Solution: Add explicit handling or ensure the base case is clear:

def maximumJumps(self, nums: List[int], target: int) -> int:
    n = len(nums)
    # Handle single element array explicitly
    if n == 1:
        return 0
  
    @cache
    def dfs(i):
        if i == n - 1:
            return 0
        # ... rest of code

2. Using Wrong Initial Value for Maximum Tracking

Another pitfall is initializing the maximum jumps variable incorrectly, such as using 0 or -1 instead of negative infinity.

Incorrect approach:

@cache
def dfs(i):
    if i == n - 1:
        return 0
  
    ans = -1  # Wrong! Should be -inf
    for j in range(i + 1, n):
        if abs(nums[i] - nums[j]) <= target:
            ans = max(ans, 1 + dfs(j))
    return ans

Issue: If no valid jumps exist from position i, returning -1 will propagate through the recursion. When we compute 1 + dfs(j) where dfs(j) = -1, we get 0, which incorrectly suggests a valid path exists.

Solution: Always use negative infinity for impossible cases:

from math import inf

@cache
def dfs(i):
    if i == n - 1:
        return 0
  
    ans = -inf  # Correct initialization
    for j in range(i + 1, n):
        if abs(nums[i] - nums[j]) <= target:
            ans = max(ans, 1 + dfs(j))
    return ans

3. Misunderstanding the Jump Condition

Some might incorrectly interpret the condition as requiring exact equality or using the wrong comparison.

Incorrect approaches:

# Wrong: Using wrong range check
if nums[j] - nums[i] <= target:  # Missing absolute value
    ans = max(ans, 1 + dfs(j))

# Wrong: Checking only positive difference
if 0 <= nums[j] - nums[i] <= target:  # Ignores negative differences
    ans = max(ans, 1 + dfs(j))

Solution: Always check the absolute difference:

if abs(nums[i] - nums[j]) <= target:
    ans = max(ans, 1 + dfs(j))

4. Memory Optimization Oversight

While @cache is convenient, in competitive programming or memory-constrained environments, it might cause issues with large inputs.

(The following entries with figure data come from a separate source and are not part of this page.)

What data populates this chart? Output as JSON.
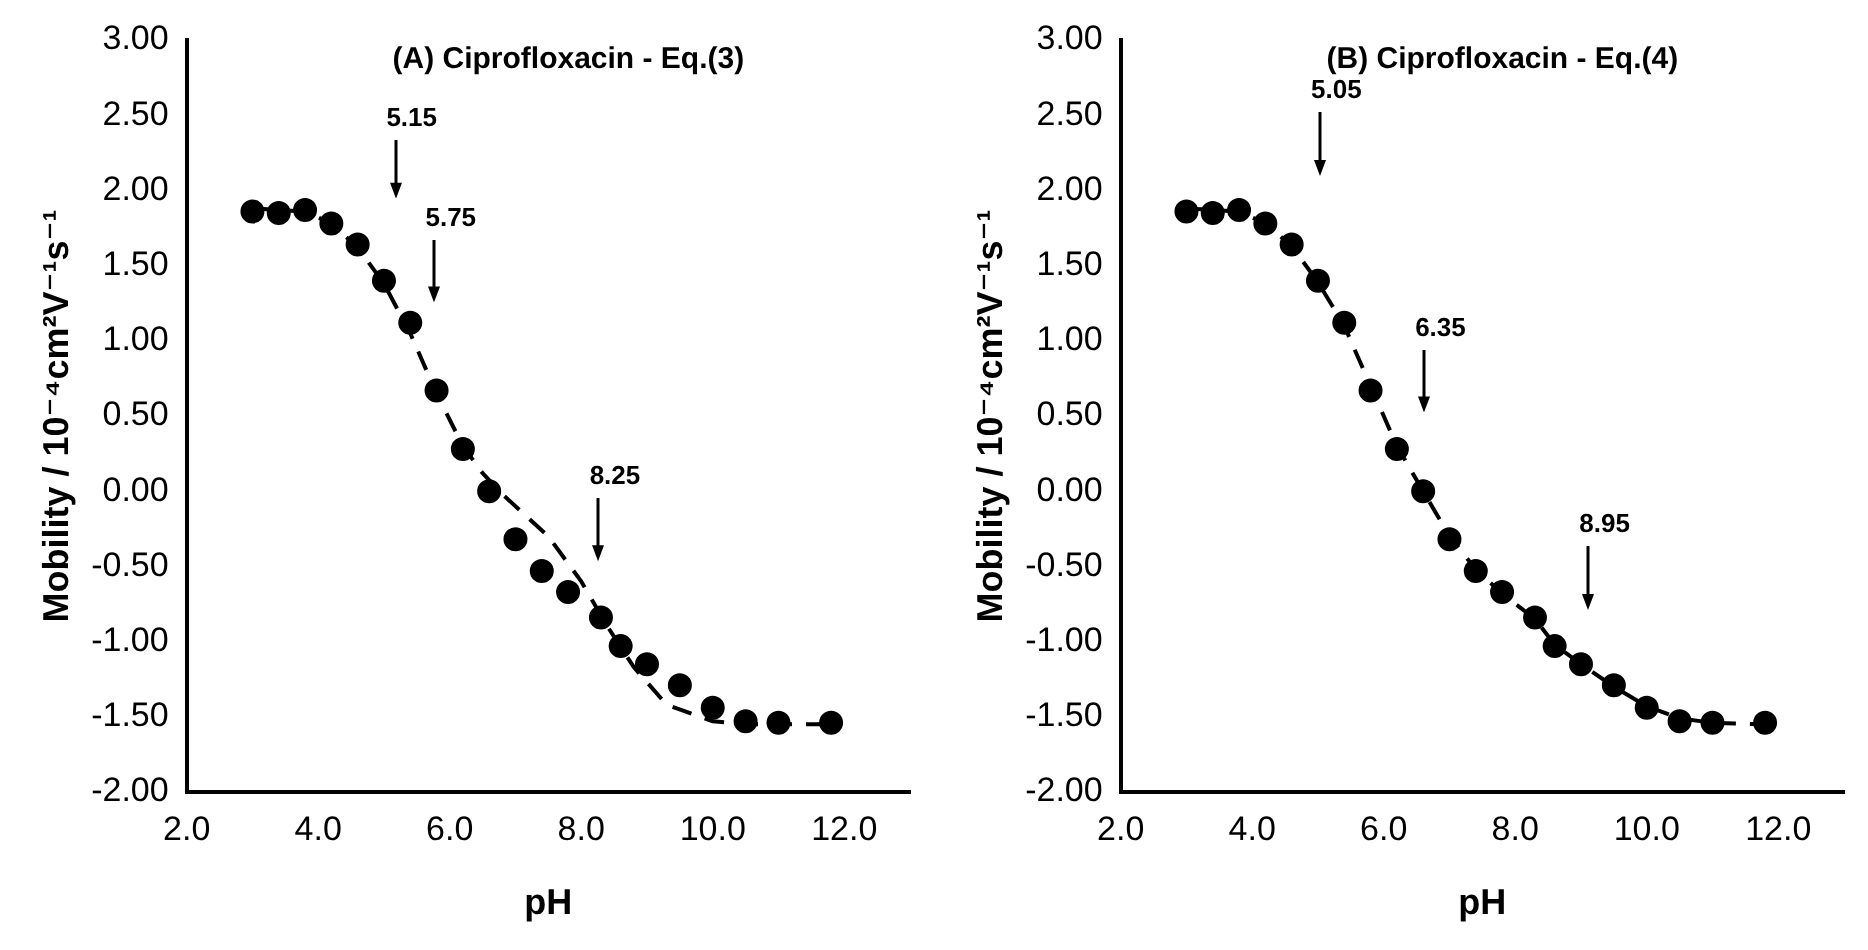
{
  "chart_data": [
    {
      "type": "scatter",
      "title": "(A) Ciprofloxacin - Eq.(3)",
      "xlabel": "pH",
      "ylabel": "Mobility / 10⁻⁴cm²V⁻¹s⁻¹",
      "xlim": [
        2,
        13
      ],
      "xticks": [
        {
          "value": 2,
          "label": "2.0"
        },
        {
          "value": 4,
          "label": "4.0"
        },
        {
          "value": 6,
          "label": "6.0"
        },
        {
          "value": 8,
          "label": "8.0"
        },
        {
          "value": 10,
          "label": "10.0"
        },
        {
          "value": 12,
          "label": "12.0"
        }
      ],
      "ylim": [
        -2,
        3
      ],
      "yticks": [
        {
          "value": -2,
          "label": "-2.00"
        },
        {
          "value": -1.5,
          "label": "-1.50"
        },
        {
          "value": -1,
          "label": "-1.00"
        },
        {
          "value": -0.5,
          "label": "-0.50"
        },
        {
          "value": 0,
          "label": "0.00"
        },
        {
          "value": 0.5,
          "label": "0.50"
        },
        {
          "value": 1,
          "label": "1.00"
        },
        {
          "value": 1.5,
          "label": "1.50"
        },
        {
          "value": 2,
          "label": "2.00"
        },
        {
          "value": 2.5,
          "label": "2.50"
        },
        {
          "value": 3,
          "label": "3.00"
        }
      ],
      "series": [
        {
          "color": "#000000",
          "marker": "circle",
          "x": [
            3.0,
            3.4,
            3.8,
            4.2,
            4.6,
            5.0,
            5.4,
            5.8,
            6.2,
            6.6,
            7.0,
            7.4,
            7.8,
            8.3,
            8.6,
            9.0,
            9.5,
            10.0,
            10.5,
            11.0,
            11.8
          ],
          "values": [
            1.86,
            1.85,
            1.87,
            1.78,
            1.64,
            1.4,
            1.12,
            0.67,
            0.28,
            0.0,
            -0.32,
            -0.53,
            -0.67,
            -0.84,
            -1.03,
            -1.15,
            -1.29,
            -1.44,
            -1.53,
            -1.54,
            -1.54
          ]
        },
        {
          "type": "line",
          "color": "#000000",
          "marker": "none",
          "line_style": "dashed",
          "x": [
            3.0,
            3.8,
            4.2,
            4.6,
            5.0,
            5.4,
            5.8,
            6.2,
            6.5,
            6.8,
            7.5,
            8.0,
            8.4,
            8.8,
            9.3,
            10.0,
            10.5,
            11.8
          ],
          "values": [
            1.88,
            1.86,
            1.78,
            1.62,
            1.38,
            1.05,
            0.65,
            0.3,
            0.12,
            -0.02,
            -0.3,
            -0.6,
            -0.9,
            -1.17,
            -1.42,
            -1.53,
            -1.55,
            -1.55
          ]
        }
      ],
      "annotations": [
        "5.15",
        "5.75",
        "8.25"
      ]
    },
    {
      "type": "scatter",
      "title": "(B) Ciprofloxacin - Eq.(4)",
      "xlabel": "pH",
      "ylabel": "Mobility / 10⁻⁴cm²V⁻¹s⁻¹",
      "xlim": [
        2,
        13
      ],
      "xticks": [
        {
          "value": 2,
          "label": "2.0"
        },
        {
          "value": 4,
          "label": "4.0"
        },
        {
          "value": 6,
          "label": "6.0"
        },
        {
          "value": 8,
          "label": "8.0"
        },
        {
          "value": 10,
          "label": "10.0"
        },
        {
          "value": 12,
          "label": "12.0"
        }
      ],
      "ylim": [
        -2,
        3
      ],
      "yticks": [
        {
          "value": -2,
          "label": "-2.00"
        },
        {
          "value": -1.5,
          "label": "-1.50"
        },
        {
          "value": -1,
          "label": "-1.00"
        },
        {
          "value": -0.5,
          "label": "-0.50"
        },
        {
          "value": 0,
          "label": "0.00"
        },
        {
          "value": 0.5,
          "label": "0.50"
        },
        {
          "value": 1,
          "label": "1.00"
        },
        {
          "value": 1.5,
          "label": "1.50"
        },
        {
          "value": 2,
          "label": "2.00"
        },
        {
          "value": 2.5,
          "label": "2.50"
        },
        {
          "value": 3,
          "label": "3.00"
        }
      ],
      "series": [
        {
          "color": "#000000",
          "marker": "circle",
          "x": [
            3.0,
            3.4,
            3.8,
            4.2,
            4.6,
            5.0,
            5.4,
            5.8,
            6.2,
            6.6,
            7.0,
            7.4,
            7.8,
            8.3,
            8.6,
            9.0,
            9.5,
            10.0,
            10.5,
            11.0,
            11.8
          ],
          "values": [
            1.86,
            1.85,
            1.87,
            1.78,
            1.64,
            1.4,
            1.12,
            0.67,
            0.28,
            0.0,
            -0.32,
            -0.53,
            -0.67,
            -0.84,
            -1.03,
            -1.15,
            -1.29,
            -1.44,
            -1.53,
            -1.54,
            -1.54
          ]
        },
        {
          "type": "line",
          "color": "#000000",
          "marker": "none",
          "line_style": "dashed",
          "x": [
            3.0,
            3.8,
            4.2,
            4.6,
            5.0,
            5.4,
            5.8,
            6.2,
            6.6,
            7.0,
            7.4,
            7.8,
            8.3,
            8.6,
            9.0,
            9.5,
            10.0,
            10.5,
            11.0,
            11.8
          ],
          "values": [
            1.88,
            1.86,
            1.78,
            1.63,
            1.39,
            1.1,
            0.7,
            0.3,
            0.0,
            -0.3,
            -0.52,
            -0.68,
            -0.85,
            -1.02,
            -1.15,
            -1.3,
            -1.43,
            -1.51,
            -1.54,
            -1.55
          ]
        }
      ],
      "annotations": [
        "5.05",
        "6.35",
        "8.95"
      ]
    }
  ]
}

Alternative Solution using Bottom-Up DP:

def maximumJumps(self, nums: List[int], target: int) -> int:
    n = len(nums)
    dp = [-inf] * n
    dp[n-1] = 0
  
    for i in range(n-2, -1, -1):
        for j in range(i+1, n):
            if abs(nums[i] - nums[j]) <= target:
                dp[i] = max(dp[i], 1 + dp[j])
  
    return -1 if dp[0] < 0 else dp[0]

This approach uses O(n) space without recursion stack overhead and provides clearer memory usage patterns.